Con la sentenza n. 3883/2024, di seguito scaricabile, la Cassazione Civile si è recentemente pronunciata relativamente al ricorso di un lavoratore licenziato per aver violato, con la propria condotta il codice disciplinare di cui al CCNL ed il sistema disciplinare del Modello di Organizzazione e Gestione ex D.Lgs. 231/01 adottato dalla Società Autostrade per l’Italia s.p.a.
I motivi di ricorso si basano principalmente su presunte violazioni normative e contrattuali nella qualificazione della condotta del lavoratore e nella conseguente applicazione della sanzione del licenziamento. In particolare, si contesta l’interpretazione data dalla Corte d’appello all’articolo 36 del CCNL Autostrade e Trafori, che prevede il licenziamento per “mancata applicazione volontaria delle disposizioni impartite dall’Azienda al fine di trarre vantaggio per sé o per l’Azienda stessa“.
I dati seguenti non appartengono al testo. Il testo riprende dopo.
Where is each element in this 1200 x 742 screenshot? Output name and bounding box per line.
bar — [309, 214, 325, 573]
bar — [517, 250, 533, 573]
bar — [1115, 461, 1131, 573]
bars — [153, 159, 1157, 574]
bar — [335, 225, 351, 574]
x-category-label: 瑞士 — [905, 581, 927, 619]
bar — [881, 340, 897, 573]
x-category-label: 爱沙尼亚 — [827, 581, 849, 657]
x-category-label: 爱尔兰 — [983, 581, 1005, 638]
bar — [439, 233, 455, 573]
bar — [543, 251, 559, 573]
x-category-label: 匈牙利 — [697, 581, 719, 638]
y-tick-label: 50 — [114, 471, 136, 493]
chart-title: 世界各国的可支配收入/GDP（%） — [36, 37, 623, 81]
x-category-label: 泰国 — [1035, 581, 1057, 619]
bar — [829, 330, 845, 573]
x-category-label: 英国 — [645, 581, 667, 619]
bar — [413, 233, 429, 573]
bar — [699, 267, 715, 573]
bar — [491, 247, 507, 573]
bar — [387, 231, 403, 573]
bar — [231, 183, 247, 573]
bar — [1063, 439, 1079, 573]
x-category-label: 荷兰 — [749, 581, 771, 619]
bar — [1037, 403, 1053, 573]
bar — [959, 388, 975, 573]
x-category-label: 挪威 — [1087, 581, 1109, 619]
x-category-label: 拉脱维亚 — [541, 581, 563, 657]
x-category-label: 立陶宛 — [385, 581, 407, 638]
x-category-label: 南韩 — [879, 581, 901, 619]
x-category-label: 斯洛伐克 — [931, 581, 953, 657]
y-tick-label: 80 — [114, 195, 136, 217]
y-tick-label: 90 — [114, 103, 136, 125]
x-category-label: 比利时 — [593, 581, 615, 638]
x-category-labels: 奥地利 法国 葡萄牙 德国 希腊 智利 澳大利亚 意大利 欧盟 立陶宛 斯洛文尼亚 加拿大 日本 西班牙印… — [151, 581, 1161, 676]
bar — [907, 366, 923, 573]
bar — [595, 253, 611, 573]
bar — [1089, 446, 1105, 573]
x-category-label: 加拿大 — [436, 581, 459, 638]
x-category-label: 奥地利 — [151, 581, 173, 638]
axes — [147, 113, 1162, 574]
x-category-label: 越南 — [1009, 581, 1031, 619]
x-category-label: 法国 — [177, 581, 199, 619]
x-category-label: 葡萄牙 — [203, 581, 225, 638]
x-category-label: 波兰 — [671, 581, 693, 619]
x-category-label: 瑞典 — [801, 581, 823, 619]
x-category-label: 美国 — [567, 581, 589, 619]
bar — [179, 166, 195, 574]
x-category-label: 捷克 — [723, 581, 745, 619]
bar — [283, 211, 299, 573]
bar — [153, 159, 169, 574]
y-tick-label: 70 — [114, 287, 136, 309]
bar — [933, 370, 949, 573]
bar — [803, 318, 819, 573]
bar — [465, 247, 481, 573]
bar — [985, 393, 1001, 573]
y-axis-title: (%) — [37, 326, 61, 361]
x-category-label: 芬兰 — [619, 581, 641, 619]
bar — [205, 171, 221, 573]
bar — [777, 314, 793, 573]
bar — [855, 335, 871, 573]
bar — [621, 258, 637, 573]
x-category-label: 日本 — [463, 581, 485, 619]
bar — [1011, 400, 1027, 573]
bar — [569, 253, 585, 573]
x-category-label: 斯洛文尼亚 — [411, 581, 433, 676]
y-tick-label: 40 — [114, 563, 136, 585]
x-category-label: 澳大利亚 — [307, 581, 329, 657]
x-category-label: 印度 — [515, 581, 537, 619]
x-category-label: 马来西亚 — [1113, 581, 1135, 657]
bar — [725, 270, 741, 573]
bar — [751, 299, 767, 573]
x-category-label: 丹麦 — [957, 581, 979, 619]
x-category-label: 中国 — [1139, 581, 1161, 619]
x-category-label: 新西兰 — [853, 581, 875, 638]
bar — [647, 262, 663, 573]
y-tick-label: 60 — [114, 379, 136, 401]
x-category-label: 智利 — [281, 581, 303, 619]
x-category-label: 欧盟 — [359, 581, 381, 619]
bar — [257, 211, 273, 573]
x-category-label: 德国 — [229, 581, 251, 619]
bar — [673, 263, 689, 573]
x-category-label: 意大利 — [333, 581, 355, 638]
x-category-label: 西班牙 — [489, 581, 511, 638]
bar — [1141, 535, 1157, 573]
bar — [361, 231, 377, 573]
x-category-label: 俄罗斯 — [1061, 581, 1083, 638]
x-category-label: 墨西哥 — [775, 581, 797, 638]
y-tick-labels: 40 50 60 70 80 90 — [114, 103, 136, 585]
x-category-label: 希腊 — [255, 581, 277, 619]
La Corte di Cassazione, dopo aver esaminato i motivi di ricorso, ha ritenuto fondati i primi due motivi, in quanto la Corte d’appello avrebbe errato nell’interpretazione dell’articolo 36, lett. i) del CCNL, identificando il “vantaggio” nella mera inoperosità del lavoratore, che è invece la conseguenza diretta della condotta e non un fine esterno e ulteriore come richiesto dalla norma contrattuale.
Si è ritenuto tuttavia che la contestazione mossa al lavoratore non avesse ad oggetto condotte integranti o, comunque, connesse a violazioni del Modello di organizzazione, come tali legate alla specifica mappatura dei rischi di reato e alle contromisure predisposte in base al D.Lgs. 231/01, non essendo sufficiente, a tal fine, la generica contestazione al dipendente di avere “creato disagi all’utenza e minato la sicurezza della circolazione”.
Nel caso di specie, quindi, l’addebito concerne unicamente la violazione degli obblighi imposti al dipendente dalle norme del codice civile, del contratto collettivo e del codice etico per avere agito “contravvenendo ai doveri lavorativi e in violazione dei principi di correttezza, lealtà e buona fede“.
Di conseguenza, la Suprema Corte ha cassato la sentenza impugnata e rinviato il caso alla Corte d’appello di Bologna, in diversa composizione, per un nuovo esame della fattispecie in conformità ai principi di diritto enunciati.
La decisione della Corte di Cassazione sottolinea l’importanza di una corretta interpretazione delle norme contrattuali e l’applicazione del principio di proporzionalità nella comminazione delle sanzioni disciplinari, in particolare quando si tratta di sanzioni gravi come il licenziamento.